ME: This electric toothbrush knocked a few of my teeth loose.
DENTIST: That’s an egg beater.
If you’re out shopping today be nice to retail workers … it’s not their fault you waited until Marys waters broke before you started your shopping
crazy that a bridge collapsed. i better check twitter, esteemed symposium for civil engineers and nautical navigators
I bought a pregnancy test so the cashier who always serves me when I’m by myself in my pjs, buying ice-cream & chips, thinks I have sex.
My wife [sexily] – “why don’t we…turn out the light?”
Me, a moth – “no”
Cliff diving? No thanks. I get all of my near death thrills by rolling my eyes when my wife asks me to move my feet while she vacuums.

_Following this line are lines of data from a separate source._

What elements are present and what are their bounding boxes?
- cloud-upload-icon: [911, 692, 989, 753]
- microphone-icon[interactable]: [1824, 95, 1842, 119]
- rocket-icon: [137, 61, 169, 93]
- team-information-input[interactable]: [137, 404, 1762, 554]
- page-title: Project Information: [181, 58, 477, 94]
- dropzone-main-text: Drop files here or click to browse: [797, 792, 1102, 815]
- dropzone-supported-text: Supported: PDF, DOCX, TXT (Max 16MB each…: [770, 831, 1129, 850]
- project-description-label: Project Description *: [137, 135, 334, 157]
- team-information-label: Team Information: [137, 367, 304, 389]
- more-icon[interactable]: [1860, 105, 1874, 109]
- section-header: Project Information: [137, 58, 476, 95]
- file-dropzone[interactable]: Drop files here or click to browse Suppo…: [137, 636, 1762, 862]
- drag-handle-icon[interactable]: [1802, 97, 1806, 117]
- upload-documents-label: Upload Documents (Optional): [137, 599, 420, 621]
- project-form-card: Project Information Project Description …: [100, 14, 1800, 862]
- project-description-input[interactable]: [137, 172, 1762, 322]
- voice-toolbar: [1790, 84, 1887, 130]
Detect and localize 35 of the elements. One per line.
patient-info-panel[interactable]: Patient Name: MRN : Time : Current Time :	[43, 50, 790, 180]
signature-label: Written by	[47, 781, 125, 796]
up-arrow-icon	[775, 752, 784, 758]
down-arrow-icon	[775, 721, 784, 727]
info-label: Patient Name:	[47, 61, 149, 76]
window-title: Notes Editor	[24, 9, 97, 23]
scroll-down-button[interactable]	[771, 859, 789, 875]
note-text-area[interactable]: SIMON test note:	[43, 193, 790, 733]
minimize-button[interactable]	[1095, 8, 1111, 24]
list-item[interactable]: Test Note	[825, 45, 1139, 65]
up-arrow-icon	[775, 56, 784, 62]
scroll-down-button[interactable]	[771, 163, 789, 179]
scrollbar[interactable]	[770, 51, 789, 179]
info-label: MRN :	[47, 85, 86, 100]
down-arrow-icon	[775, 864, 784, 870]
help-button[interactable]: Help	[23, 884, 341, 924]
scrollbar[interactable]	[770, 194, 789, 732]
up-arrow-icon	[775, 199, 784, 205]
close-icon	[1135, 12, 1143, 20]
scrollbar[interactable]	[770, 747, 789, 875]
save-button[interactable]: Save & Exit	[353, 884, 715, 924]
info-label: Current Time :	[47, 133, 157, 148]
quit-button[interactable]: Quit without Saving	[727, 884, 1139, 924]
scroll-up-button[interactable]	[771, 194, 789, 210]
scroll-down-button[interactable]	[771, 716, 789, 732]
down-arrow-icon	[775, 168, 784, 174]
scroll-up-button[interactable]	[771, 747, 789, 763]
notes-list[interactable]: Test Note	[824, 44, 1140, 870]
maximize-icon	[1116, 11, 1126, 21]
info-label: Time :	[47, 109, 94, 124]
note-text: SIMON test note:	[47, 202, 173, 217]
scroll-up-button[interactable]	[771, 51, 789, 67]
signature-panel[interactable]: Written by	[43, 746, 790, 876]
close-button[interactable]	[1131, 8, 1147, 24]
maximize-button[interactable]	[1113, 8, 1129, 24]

95% of your time as a parent is spent trying to figure out who broke it, who stole it and who ate it
Missing someone is tough but you move on eventually & I’m no longer allowed to chaperone field trips.
2019: no carbs
2020: eats a loaf of Wonder Bread out of the bag like it’s popcorn at the movies
99% Indians work on the Principle of Rockets.
It doesn’t mean we aim for the sky.
It means, we don’t start work unless our tail is on fire
reminder: dont bring up serious subjects at the dinner table, some times its just not worth it
Hugh Jackman implies the existence of a small ackman
medusa but her hair is an anaconda
My 17yo just asked me how to make toast. There goes any hopes of a college scholarship.
Why do they call it house cleaning and not fighting grime?
Seven years ago THIS was all we had to worry about.
HIM: isn’t wintertime just so romantic
ME (smiles & my lips crack open & blood starts pouring down my chin): oh definitely
My brother might be 38, but he just figured out he can control my television with his phone, and he is absolutely using that power to bug the shit out of me.
I feel like I’d do well in a zombie apocalypse. Not from survival or fighting skills. I just think the zombies would just recognize my similar dislike of moving quickly and enjoyment of biting people and accept me as one of their own.
[Witches Kitchen]
Mama: I made you a birthday cake and I used pig blood so it’s nice and moist
Daughter: wow okay that’s gross
Mama: what, I thought you liked pig blood?
Daughter: oh I do, but stop saying moist
the guy who invented constellations was like “see those 4 stars? that’s a bear” and everyone else was just too busy trying to not die from the plague to fight him on it
If you aren’t tying damsels in distress to railroad tracks while laughing maniacally, your curly moustache is going to waste
ME: Hey they’re playing our song.
HER: This isn’t our song.
ME: [turning up “Go Your Own Way”] Yes it is, Karen. I want a divorce.
“Your resume has MPGMA listed under hobbies. What exactly is that?”
Making people guess the meaning of acronyms.
I took my 5y/o to a protest hoping to get a woke-baby quote from him but instead he said “cool, a yelling party” and then screamed for a bit
Appetizer is the Latin word meaning I’m hungry now and don’t wanna wait for big food
I feel most productive at work when I repeatedly click back and forth on the 18 tabs I have open and just know that the work is still there
My kids heard, “Sorry. Life is over as you know it. May as well curl up and die.” What she said was, “Sorry, our shake machine is down.”